Are ISAs worth it?
Since the introduction of the Personal Savings Allowance (PSA) in 2016, some people have questioned the value of Cash ISAs, asking themselves: is it worth having an ISA when I may be able to earn interest tax-free with a PSA?
It really depends on the individual and their circumstances. Even with PSAs, ISAs are still a good option for many people.
There are three key benefits to ISAs, including:
- Longer-term savings
- Tax-efficient inheritance
- Reduction of risk around interest rates
We outline the Personal Savings Allowance and why ISAs are still an attractive option below.
Personal Savings Allowance
The Personal Savings Allowance (PSA) is the amount of interest you can earn on your savings tax-free each tax year, excluding ISAs. Basic rate taxpayers can earn £1,000, higher rate taxpayers £500, while additional rate taxpayers are not eligible. If you’ve earnt interest on an account that isn’t an ISA and you’ve exhausted your Personal Allowance and your starting rate for savings, you’ll need to pay tax.
For more information, visit our Personal Savings Allowance page.
What keeps cash ISAs attractive to savers?
1. Better option for long-term savings
The tax-free benefits of an ISA go beyond one year. The current ISA limit allows you to save up to £20,000 each year. You can continue to earn tax-free savings on this for years to come and increase your balance by topping it up every year.
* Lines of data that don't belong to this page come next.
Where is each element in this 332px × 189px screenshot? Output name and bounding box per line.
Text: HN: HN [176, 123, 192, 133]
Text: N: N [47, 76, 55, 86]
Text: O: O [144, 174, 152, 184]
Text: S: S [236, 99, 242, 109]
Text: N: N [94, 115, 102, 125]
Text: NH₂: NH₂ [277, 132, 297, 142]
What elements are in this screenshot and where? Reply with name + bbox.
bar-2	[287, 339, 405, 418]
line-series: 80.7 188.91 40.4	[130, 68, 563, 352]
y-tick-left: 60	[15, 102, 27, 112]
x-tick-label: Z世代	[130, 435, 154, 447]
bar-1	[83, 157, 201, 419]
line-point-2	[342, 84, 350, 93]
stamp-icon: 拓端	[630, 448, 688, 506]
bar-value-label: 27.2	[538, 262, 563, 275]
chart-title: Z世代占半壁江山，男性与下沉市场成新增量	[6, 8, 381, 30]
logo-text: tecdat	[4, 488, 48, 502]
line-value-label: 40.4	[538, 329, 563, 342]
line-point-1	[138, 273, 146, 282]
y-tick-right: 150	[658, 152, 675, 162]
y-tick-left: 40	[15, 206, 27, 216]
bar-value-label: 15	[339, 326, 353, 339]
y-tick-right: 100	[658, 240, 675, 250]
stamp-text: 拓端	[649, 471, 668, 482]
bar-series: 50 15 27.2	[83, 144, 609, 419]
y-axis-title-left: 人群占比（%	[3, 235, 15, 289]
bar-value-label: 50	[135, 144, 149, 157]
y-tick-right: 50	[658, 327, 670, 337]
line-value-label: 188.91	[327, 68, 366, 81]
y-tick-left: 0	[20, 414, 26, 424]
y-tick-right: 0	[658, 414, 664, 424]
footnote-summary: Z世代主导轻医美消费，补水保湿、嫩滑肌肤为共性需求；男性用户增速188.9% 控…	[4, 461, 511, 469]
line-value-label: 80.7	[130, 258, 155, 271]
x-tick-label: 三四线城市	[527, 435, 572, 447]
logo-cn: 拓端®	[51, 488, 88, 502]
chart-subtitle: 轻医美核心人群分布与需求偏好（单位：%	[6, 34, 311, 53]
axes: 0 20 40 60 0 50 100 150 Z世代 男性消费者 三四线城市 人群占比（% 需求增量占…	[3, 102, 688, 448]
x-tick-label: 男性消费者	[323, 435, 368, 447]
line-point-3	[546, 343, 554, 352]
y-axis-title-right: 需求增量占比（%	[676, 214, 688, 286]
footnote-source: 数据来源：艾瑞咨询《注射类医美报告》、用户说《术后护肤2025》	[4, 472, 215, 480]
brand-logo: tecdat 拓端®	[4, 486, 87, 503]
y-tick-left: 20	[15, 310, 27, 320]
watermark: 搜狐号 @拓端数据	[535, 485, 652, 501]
If you regularly save the maximum in an ISA, you could soon earn a considerable amount of interest. But thanks to ISAs' tax-free benefit, you won't pay any tax — even if the interest you earn exceeds the PSA limit.
For more in-depth information about the Cash ISA Allowance, visit our Cash ISA allowance for 2024/2025 page.
2. Couples can inherit each other’s ISA Allowance
ISAs can be more tax-efficient than other Savings Accounts when it comes to inheritance.
Married couples or those in civil partnerships can inherit their partner’s ISA Allowance. This means the surviving partner can save a larger amount in an ISA without paying tax.
For example, if a person had £60,000 worth of ISA assets, their widow(er)'s ISA Allowance would increase by £60,000. This even applies if the surviving spouse is not inheriting the ISA assets.
So, if the deceased partner had left their ISA funds to their child, the partner would still be entitled to increase their ISA Allowance by the same amount. However, they would need to fund it separately by paying the equivalent sum into an ISA in their sole name.
The bereaved spouse can claim an increased ISA Allowance up to three years after the date of the death of their partner, or if longer, 180 days after the estate has been administered.
3. Eliminates risks associated with rising interest rates
If interest rates rise, you could exceed your PSA and become liable for tax.
Saving your money in an ISA will mean you can be sure that you will not be charged tax (providing that you do not exceed your Annual ISA Allowance of £20,000).
Saving with an ISA guarantees that any interest will remain tax-free no matter how high the interest rates rise.
These are just some of the reasons why ISAs can be an attractive savings choice.